I love politics. I love the sense of competition, of strategy, even of partisanship. When Schmitt says that the political is defined by the creation of the friend-enemy distinction, I think he does so knowing the nearly libidinal joy experienced by every devout follower of politics. As a progressive, I long to help out those often wayward Dems, to help think of ways to frame the debate, alter the language, and win the homefront's hearts and minds. I even think doing so is valuable - immensely valuable.
But I also think doing so is insufficient. At the end of the day, partisan politics and the jouissance upon which it is predicated remains a fundamentally problematic institution. Progressive change cannot obtain if it invests itself solely in the throes of politics. Thinking otherwise would be almost as wrong as thinking that investment in fighting the evils of capitalism is the end-all, be-all of the lefty fight. Laclau and Zizek, so often pitted against each other as opposite interpretations of the nature and favored means of political struggle, are nevertheless both very wrong in how much they let their thought be overdetermined by the political (Zizek being significantly more wrong, but whatever).

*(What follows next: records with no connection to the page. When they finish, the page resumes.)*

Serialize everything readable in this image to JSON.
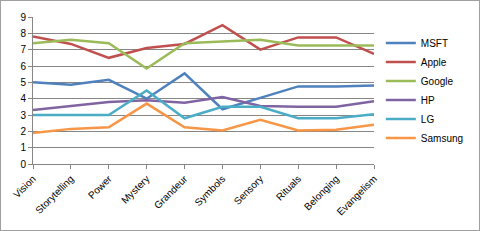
{
  "chart_data": {
    "type": "line",
    "categories": [
      "Vision",
      "Storytelling",
      "Power",
      "Mystery",
      "Grandeur",
      "Symbols",
      "Sensory",
      "Rituals",
      "Belonging",
      "Evangelism"
    ],
    "series": [
      {
        "name": "MSFT",
        "color": "#4f81bd",
        "values": [
          5.0,
          4.85,
          5.15,
          4.0,
          5.55,
          3.35,
          4.05,
          4.75,
          4.75,
          4.8
        ]
      },
      {
        "name": "Apple",
        "color": "#c0504d",
        "values": [
          7.8,
          7.35,
          6.5,
          7.1,
          7.35,
          8.5,
          7.0,
          7.75,
          7.75,
          6.75
        ]
      },
      {
        "name": "Google",
        "color": "#9bbb59",
        "values": [
          7.4,
          7.6,
          7.4,
          5.85,
          7.4,
          7.5,
          7.6,
          7.25,
          7.25,
          7.25
        ]
      },
      {
        "name": "HP",
        "color": "#8064a2",
        "values": [
          3.3,
          3.55,
          3.8,
          3.9,
          3.75,
          4.1,
          3.55,
          3.5,
          3.5,
          3.85
        ]
      },
      {
        "name": "LG",
        "color": "#4bacc6",
        "values": [
          3.0,
          3.0,
          3.0,
          4.5,
          2.8,
          3.5,
          3.5,
          2.8,
          2.8,
          3.05
        ]
      },
      {
        "name": "Samsung",
        "color": "#f79646",
        "values": [
          1.9,
          2.15,
          2.25,
          3.7,
          2.25,
          2.05,
          2.7,
          2.05,
          2.1,
          2.4
        ]
      }
    ],
    "ylim": [
      0,
      9
    ],
    "yticks": [
      0,
      1,
      2,
      3,
      4,
      5,
      6,
      7,
      8,
      9
    ],
    "grid": true,
    "legend": "right"
  }
}
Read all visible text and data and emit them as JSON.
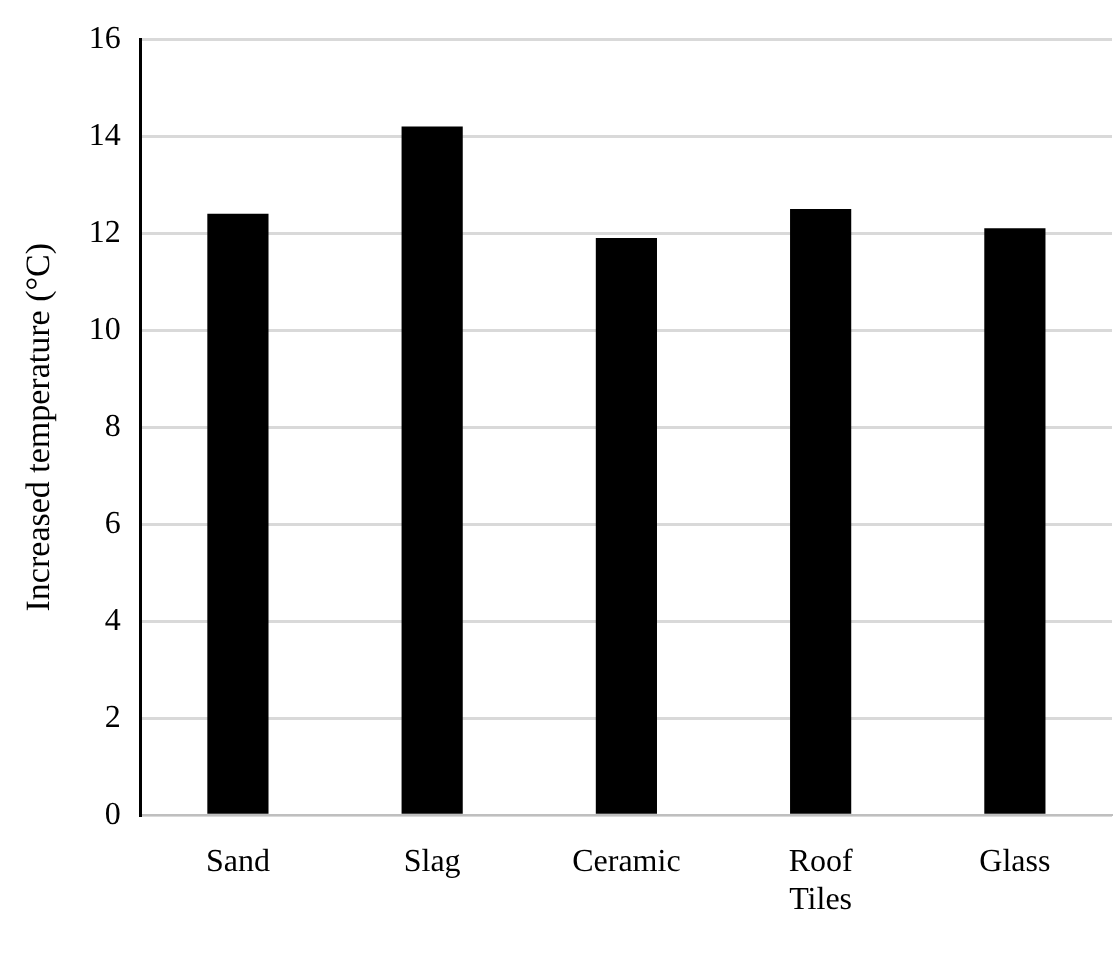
{
  "chart_data": {
    "type": "bar",
    "ylabel": "Increased temperature (°C)",
    "categories": [
      "Sand",
      "Slag",
      "Ceramic",
      "Roof Tiles",
      "Glass"
    ],
    "values": [
      12.4,
      14.2,
      11.9,
      12.5,
      12.1
    ],
    "color": "#000000",
    "ylim": [
      0,
      16
    ],
    "yticks": [
      0,
      2,
      4,
      6,
      8,
      10,
      12,
      14,
      16
    ],
    "grid": "y"
  }
}
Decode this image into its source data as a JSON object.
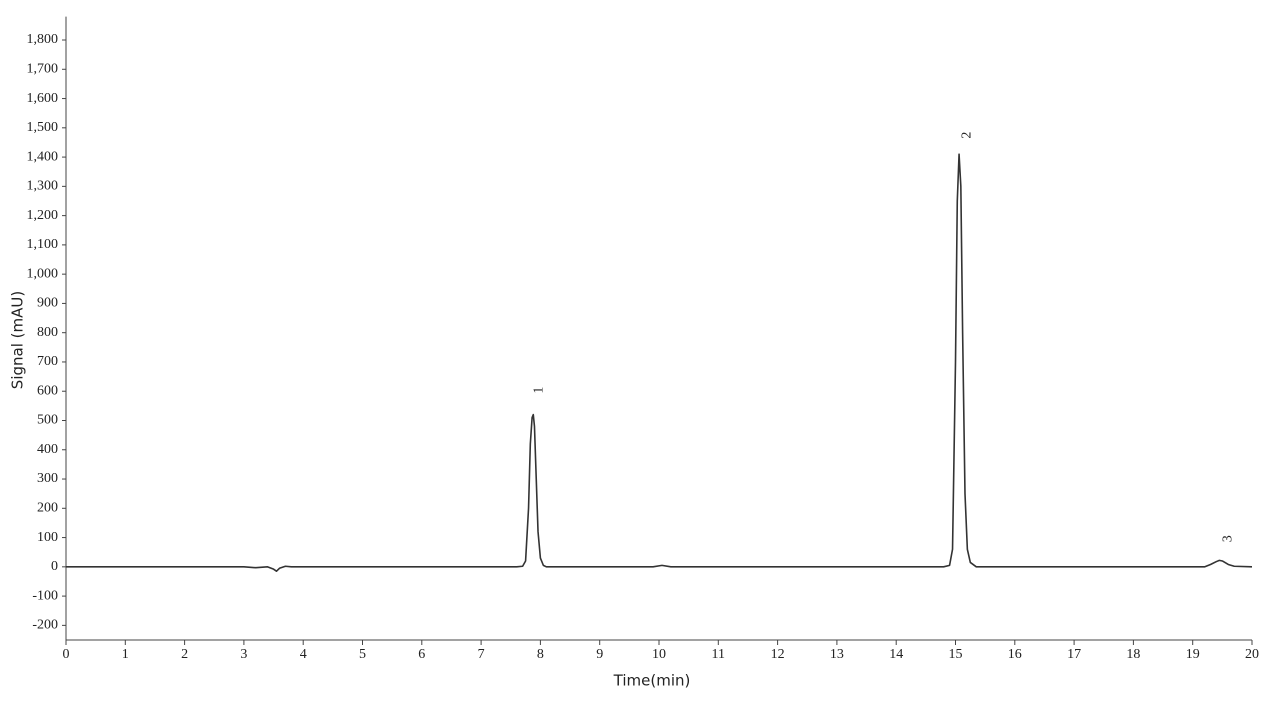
{
  "chart_data": {
    "type": "line",
    "x_label": "Time(min)",
    "y_label": "Signal (mAU)",
    "x": [
      0,
      3.0,
      3.2,
      3.4,
      3.5,
      3.55,
      3.6,
      3.7,
      3.8,
      7.6,
      7.7,
      7.75,
      7.8,
      7.83,
      7.86,
      7.88,
      7.9,
      7.93,
      7.96,
      8.0,
      8.05,
      8.1,
      9.9,
      10.05,
      10.2,
      14.8,
      14.9,
      14.95,
      15.0,
      15.03,
      15.06,
      15.09,
      15.12,
      15.16,
      15.2,
      15.25,
      15.35,
      19.2,
      19.3,
      19.4,
      19.45,
      19.5,
      19.6,
      19.7,
      20
    ],
    "series": [
      {
        "color": "#333333",
        "values": [
          0,
          0,
          -3,
          0,
          -8,
          -15,
          -5,
          2,
          0,
          0,
          2,
          20,
          200,
          420,
          510,
          520,
          480,
          300,
          120,
          30,
          5,
          0,
          0,
          5,
          0,
          0,
          5,
          60,
          700,
          1250,
          1410,
          1300,
          800,
          250,
          60,
          15,
          0,
          0,
          8,
          18,
          22,
          20,
          8,
          2,
          0
        ]
      }
    ],
    "peak_labels": [
      {
        "label": "1",
        "x": 7.98,
        "y": 604
      },
      {
        "label": "2",
        "x": 15.2,
        "y": 1475
      },
      {
        "label": "3",
        "x": 19.6,
        "y": 96
      }
    ],
    "xlim": [
      0,
      20
    ],
    "ylim": [
      -250,
      1880
    ],
    "xticks": [
      0,
      1,
      2,
      3,
      4,
      5,
      6,
      7,
      8,
      9,
      10,
      11,
      12,
      13,
      14,
      15,
      16,
      17,
      18,
      19,
      20
    ],
    "yticks": [
      -200,
      -100,
      0,
      100,
      200,
      300,
      400,
      500,
      600,
      700,
      800,
      900,
      {
        "value": 1000,
        "label": "1,000"
      },
      {
        "value": 1100,
        "label": "1,100"
      },
      {
        "value": 1200,
        "label": "1,200"
      },
      {
        "value": 1300,
        "label": "1,300"
      },
      {
        "value": 1400,
        "label": "1,400"
      },
      {
        "value": 1500,
        "label": "1,500"
      },
      {
        "value": 1600,
        "label": "1,600"
      },
      {
        "value": 1700,
        "label": "1,700"
      },
      {
        "value": 1800,
        "label": "1,800"
      }
    ]
  }
}
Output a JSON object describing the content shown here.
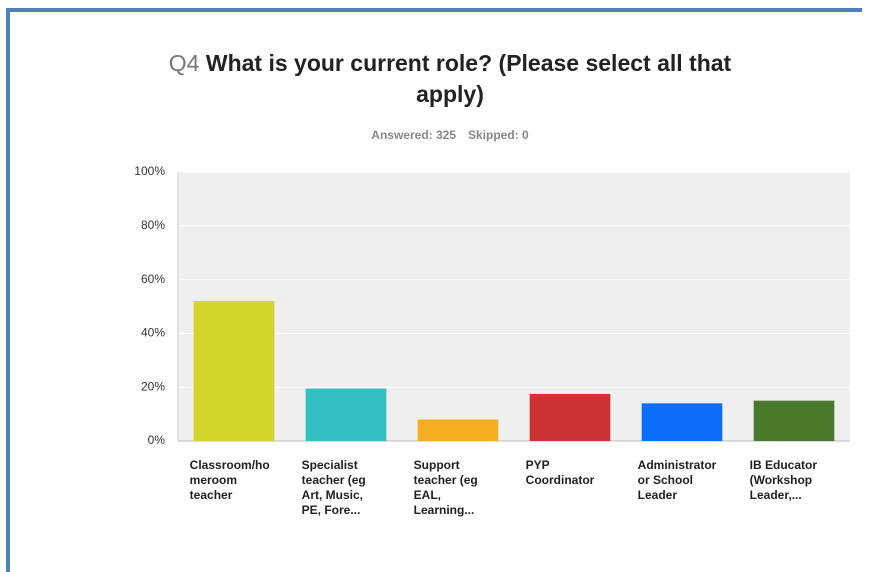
{
  "chart_data": {
    "type": "bar",
    "question_number": "Q4",
    "title": "What is your current role? (Please select all that apply)",
    "answered": "Answered: 325",
    "skipped": "Skipped: 0",
    "categories": [
      "Classroom/homeroom teacher",
      "Specialist teacher (eg Art, Music, PE, Fore...",
      "Support teacher (eg EAL, Learning...",
      "PYP Coordinator",
      "Administrator or School Leader",
      "IB Educator (Workshop Leader,..."
    ],
    "values": [
      52,
      19.5,
      8,
      17.5,
      14,
      15
    ],
    "colors": [
      "#d0d42b",
      "#33bfc1",
      "#f6ae21",
      "#cc3333",
      "#0d6efc",
      "#4a7b2c"
    ],
    "ylim": [
      0,
      100
    ],
    "yticks": [
      {
        "value": 0,
        "label": "0%"
      },
      {
        "value": 20,
        "label": "20%"
      },
      {
        "value": 40,
        "label": "40%"
      },
      {
        "value": 60,
        "label": "60%"
      },
      {
        "value": 80,
        "label": "80%"
      },
      {
        "value": 100,
        "label": "100%"
      }
    ],
    "grid": true
  }
}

I suspect that ultimatelya more subtle type of progressive change is needed. For me, at least, it's hard to admit this just now. This administration has been so mind-numbingly horrible that it has transformed this Halloween into an almost pervasive state of existence. No haunted houses are needed for the invocation of fear, nor does any day need to be singled out as a day of the dead. With Iraqi dead clearing a hundred thousand (possibly six hundred thousand), American soldiers exhausted and dying, placed in escalating harms way by an insurgency we were assured was in its death throes, and with enemy combatants occupying some liminal space in which they are more or less purely biopolitical ghosts, and with Americana trucking along as if all is more or less well with the world, we are all already ghouls of a most heinous nature. I'm not talking Hamlet's father's type of ghoul. I'm talking vampiric undead, drinking blood for sport, without the good sense to notice the slightly floral scent of decay under their Hot Topix t-shirt. In a state like this, it's hard to see beyond ending this administration and its congressional enablers. So much work needs to be done to ensure a change in direction, and so much good will come from that change, that it seems foolhardy or indulgent to think a beyond the political for this particular political nightmare.
I want to acknowledge the importance of this sort of political change, and all the work that goes into it. But I also want to acknowledge the sort of limitations that are a part of its structure. Schmitt is right to define the political by means of its primary tendency - the friend-enemy distinction - but this tendency is not an absolute condition of the political (indeed, Schmitt's desire to elevate it to such is one of the things that makes his thought smack so sadly of fascism), and there is a way of thinking politics from a less calculative perspective.